The annual spillage of the Bagre Dam in neighbouring Burkina Faso and its attendant humanitarian and economic consequences now constitute a permanent feature on our calendar.
Over the years, resolutions have been made to harness the excess water through an engineering module for irrigation purposes.
These have largely remained pipedreams. The annual visits to victims of the dam spillage and the provision of relief items to them do not mean much because, after all, we can always predict with precision when farms will be submerged and the livelihood of thousands of families compromised.
Indeed, as a mark of respect, the Burkinabes alert us before the spillage. It is, therefore, inexplicable when we are unable to do something to avert what is now seasonal.
A few years ago, during a similar spillage and havoc, the assurance was so loud that we thought that was the last time we were going to witness such a havoc.

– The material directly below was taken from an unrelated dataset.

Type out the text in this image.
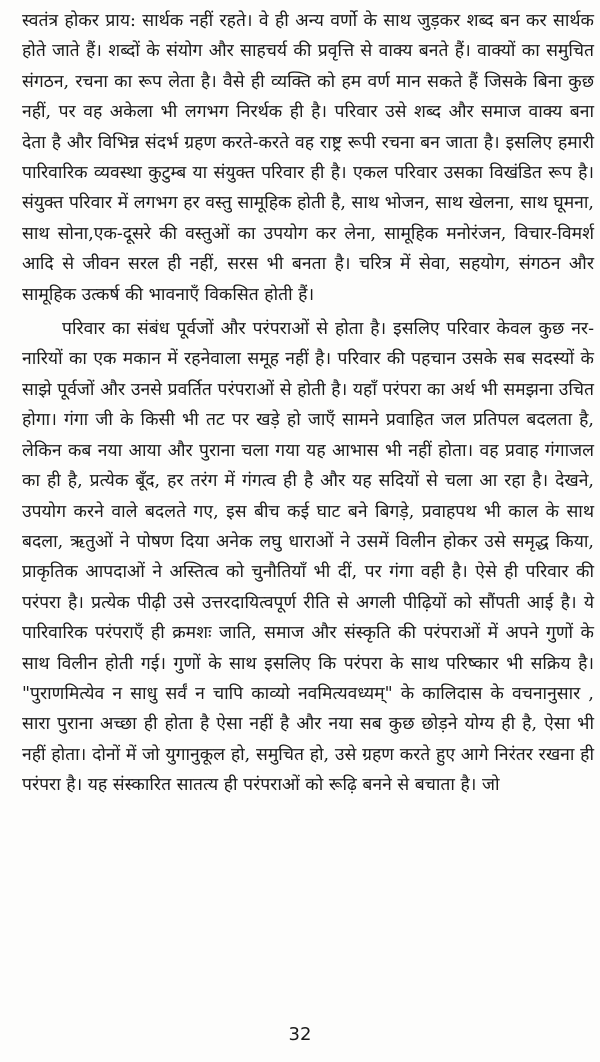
स्वतंत्र होकर प्राय: सार्थक नहीं रहते। वे ही अन्य वर्णो के साथ जुड़कर शब्द बन कर सार्थक होते जाते हैं। शब्दों के संयोग और साहचर्य की प्रवृत्ति से वाक्य बनते हैं। वाक्यों का समुचित संगठन, रचना का रूप लेता है। वैसे ही व्यक्ति को हम वर्ण मान सकते हैं जिसके बिना कुछ नहीं, पर वह अकेला भी लगभग निरर्थक ही है। परिवार उसे शब्द और समाज वाक्य बना देता है और विभिन्न संदर्भ ग्रहण करते-करते वह राष्ट्र रूपी रचना बन जाता है। इसलिए हमारी पारिवारिक व्यवस्था कुटुम्ब या संयुक्त परिवार ही है। एकल परिवार उसका विखंडित रूप है। संयुक्त परिवार में लगभग हर वस्तु सामूहिक होती है, साथ भोजन, साथ खेलना, साथ घूमना, साथ सोना,एक-दूसरे की वस्तुओं का उपयोग कर लेना, सामूहिक मनोरंजन, विचार-विमर्श आदि से जीवन सरल ही नहीं, सरस भी बनता है। चरित्र में सेवा, सहयोग, संगठन और सामूहिक उत्कर्ष की भावनाएँ विकसित होती हैं।

परिवार का संबंध पूर्वजों और परंपराओं से होता है। इसलिए परिवार केवल कुछ नर-नारियों का एक मकान में रहनेवाला समूह नहीं है। परिवार की पहचान उसके सब सदस्यों के साझे पूर्वजों और उनसे प्रवर्तित परंपराओं से होती है। यहाँ परंपरा का अर्थ भी समझना उचित होगा। गंगा जी के किसी भी तट पर खड़े हो जाएँ सामने प्रवाहित जल प्रतिपल बदलता है, लेकिन कब नया आया और पुराना चला गया यह आभास भी नहीं होता। वह प्रवाह गंगाजल का ही है, प्रत्येक बूँद, हर तरंग में गंगत्व ही है और यह सदियों से चला आ रहा है। देखने, उपयोग करने वाले बदलते गए, इस बीच कई घाट बने बिगड़े, प्रवाहपथ भी काल के साथ बदला, ऋतुओं ने पोषण दिया अनेक लघु धाराओं ने उसमें विलीन होकर उसे समृद्ध किया, प्राकृतिक आपदाओं ने अस्तित्व को चुनौतियाँ भी दीं, पर गंगा वही है। ऐसे ही परिवार की परंपरा है। प्रत्येक पीढ़ी उसे उत्तरदायित्वपूर्ण रीति से अगली पीढ़ियों को सौंपती आई है। ये पारिवारिक परंपराएँ ही क्रमशः जाति, समाज और संस्कृति की परंपराओं में अपने गुणों के साथ विलीन होती गई। गुणों के साथ इसलिए कि परंपरा के साथ परिष्कार भी सक्रिय है। "पुराणमित्येव न साधु सर्वं न चापि काव्यो नवमित्यवध्यम्" के कालिदास के वचनानुसार , सारा पुराना अच्छा ही होता है ऐसा नहीं है और नया सब कुछ छोड़ने योग्य ही है, ऐसा भी नहीं होता। दोनों में जो युगानुकूल हो, समुचित हो, उसे ग्रहण करते हुए आगे निरंतर रखना ही परंपरा है। यह संस्कारित सातत्य ही परंपराओं को रूढ़ि बनने से बचाता है। जो

32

Some of us at the time began thinking about the massive harvests of vegetables we were going to derive from dry season farming as a result of diverted water for irrigation purposes. What could have therefore impacted positively on lives has now become an albatross around our necks especially, our compatriots up North.
As we compose this commentary, the Ghana Water Company Limited has announced preparations to shut the plant which treats water for Tamale and its environs.
The five regions in the northern part of the country are enduring untold hardship as a result of the spillage when technology, had it been engaged, would have turned their sorrow into elation.
The economic consequences of the spillage are enormous and we would request that government empanels a team of experts to look into the possibility of turning the spillage into a blessing and not a curse.
Throwing our hands into the air in an act of hopelessness should not be an option because indeed, something can be done about the perennial situation.
It sounds ironic that at a time when others are suffering from the negative impact of drought, excessive water is dealing untold hardship on thousands of families under the circumstances in the North.
We have learnt about how Burkina Faso is using the opportunities offered by water, which is in abundance through irrigation, this time in the year, to produce vegetables some of which are exported through informal trade to Ghana.
The remark that Ghana should be able to undertake all-year round farming by properly managing water is not a fallacy but a reality as evidenced by the perennial Bagre dam spillage.
There shall be another spillage next year with a repeat of the consequences unless something radical is done and technology has this template. Are we ready to do something about that?